The USD/JPY pair edged up 0.15% to 113.64.
The AUD/USD pair inched up 0.09% to 0.7471, with Australia releasing its consumer price index on Wednesday. The NZD/USD pair inched down 0.04% to 0.7150, with New Zealand markets closed for a holiday.
The USD/CNY pair inched up 0.09% to 6.3899, with China dealing with its latest COVID-19 outbreak. The GBP/USD pair edged up 0.14% to 1.3770. There is now a 60% chance that the Bank of England will hike its interest rate at its meeting in the following week.
The greenback softened, particularly against the yen, after U.S. Federal Reserve Chairman Jerome Powell said on Friday that asset tapering should begin soon. He did, however, say that it was not yet time for interest rate hikes.

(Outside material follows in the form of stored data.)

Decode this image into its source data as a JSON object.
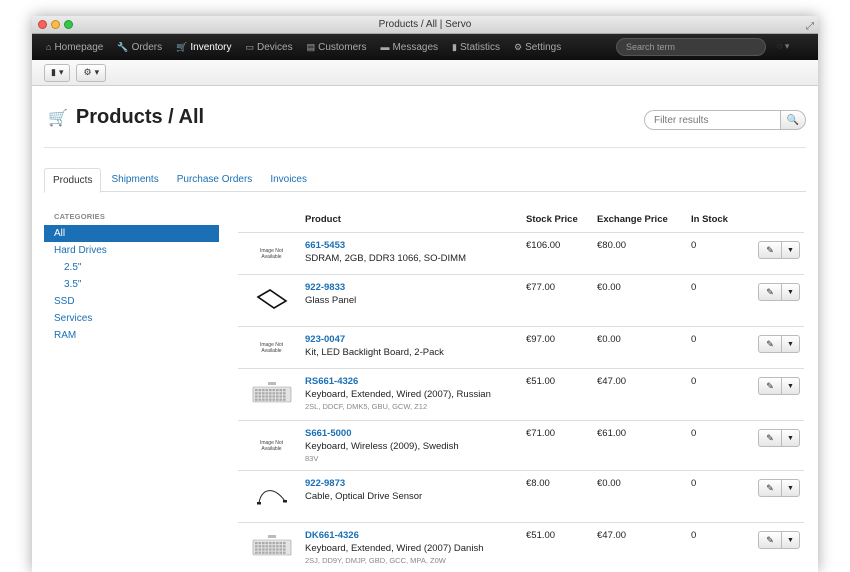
{
  "window": {
    "title": "Products / All | Servo"
  },
  "nav": {
    "items": [
      {
        "label": "Homepage",
        "icon": "home-icon",
        "glyph": "⌂",
        "active": false
      },
      {
        "label": "Orders",
        "icon": "wrench-icon",
        "glyph": "🔧",
        "active": false
      },
      {
        "label": "Inventory",
        "icon": "cart-icon",
        "glyph": "🛒",
        "active": true
      },
      {
        "label": "Devices",
        "icon": "laptop-icon",
        "glyph": "▭",
        "active": false
      },
      {
        "label": "Customers",
        "icon": "book-icon",
        "glyph": "▤",
        "active": false
      },
      {
        "label": "Messages",
        "icon": "comment-icon",
        "glyph": "▬",
        "active": false
      },
      {
        "label": "Statistics",
        "icon": "signal-icon",
        "glyph": "▮",
        "active": false
      },
      {
        "label": "Settings",
        "icon": "gear-icon",
        "glyph": "⚙",
        "active": false
      }
    ],
    "search_placeholder": "Search term"
  },
  "page": {
    "title": "Products / All",
    "filter_placeholder": "Filter results"
  },
  "tabs": [
    {
      "label": "Products",
      "active": true
    },
    {
      "label": "Shipments",
      "active": false
    },
    {
      "label": "Purchase Orders",
      "active": false
    },
    {
      "label": "Invoices",
      "active": false
    }
  ],
  "sidebar": {
    "header": "CATEGORIES",
    "items": [
      {
        "label": "All",
        "active": true,
        "sub": false
      },
      {
        "label": "Hard Drives",
        "active": false,
        "sub": false
      },
      {
        "label": "2.5\"",
        "active": false,
        "sub": true
      },
      {
        "label": "3.5\"",
        "active": false,
        "sub": true
      },
      {
        "label": "SSD",
        "active": false,
        "sub": false
      },
      {
        "label": "Services",
        "active": false,
        "sub": false
      },
      {
        "label": "RAM",
        "active": false,
        "sub": false
      }
    ]
  },
  "table": {
    "columns": [
      "Product",
      "Stock Price",
      "Exchange Price",
      "In Stock"
    ],
    "no_image_text": "Image Not Available",
    "rows": [
      {
        "sku": "661-5453",
        "desc": "SDRAM, 2GB, DDR3 1066, SO-DIMM",
        "meta": "",
        "stock_price": "€106.00",
        "exchange_price": "€80.00",
        "in_stock": "0",
        "image": "none"
      },
      {
        "sku": "922-9833",
        "desc": "Glass Panel",
        "meta": "",
        "stock_price": "€77.00",
        "exchange_price": "€0.00",
        "in_stock": "0",
        "image": "glass-panel"
      },
      {
        "sku": "923-0047",
        "desc": "Kit, LED Backlight Board, 2-Pack",
        "meta": "",
        "stock_price": "€97.00",
        "exchange_price": "€0.00",
        "in_stock": "0",
        "image": "none"
      },
      {
        "sku": "RS661-4326",
        "desc": "Keyboard, Extended, Wired (2007), Russian",
        "meta": "2SL, DDCF, DMK5, GBU, GCW, Z12",
        "stock_price": "€51.00",
        "exchange_price": "€47.00",
        "in_stock": "0",
        "image": "keyboard"
      },
      {
        "sku": "S661-5000",
        "desc": "Keyboard, Wireless (2009), Swedish",
        "meta": "83V",
        "stock_price": "€71.00",
        "exchange_price": "€61.00",
        "in_stock": "0",
        "image": "none"
      },
      {
        "sku": "922-9873",
        "desc": "Cable, Optical Drive Sensor",
        "meta": "",
        "stock_price": "€8.00",
        "exchange_price": "€0.00",
        "in_stock": "0",
        "image": "cable"
      },
      {
        "sku": "DK661-4326",
        "desc": "Keyboard, Extended, Wired (2007) Danish",
        "meta": "2SJ, DD9Y, DMJP, GBD, GCC, MPA, Z0W",
        "stock_price": "€51.00",
        "exchange_price": "€47.00",
        "in_stock": "0",
        "image": "keyboard"
      }
    ]
  }
}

Powell’s remarks came after investors priced in Fed interest rate hikes starting in the second half of 2022. However, they have already begun trimming long dollar positions in anticipation that other central banks will move sooner.
Some investors were cautious about further gains, with the Fed is expected to begin asset tapering soon.
"Dollar risks remain skewed to the upside," Commonwealth Bank of Australia (OTC: CMWAY ) currency analyst Kim Mundy told Reuters.
"Fed members are slowly conceding that inflation risks are skewed to the upside and the upshot is that interest rate markets can continue to price a more aggressive Fed Funds rate hike cycle which can support the dollar."
Meanwhile, the Turkish lira was braced for selling, as state banks are expected to follow a surprise interest rate cut from the Central Bank of the Republic of Turkey.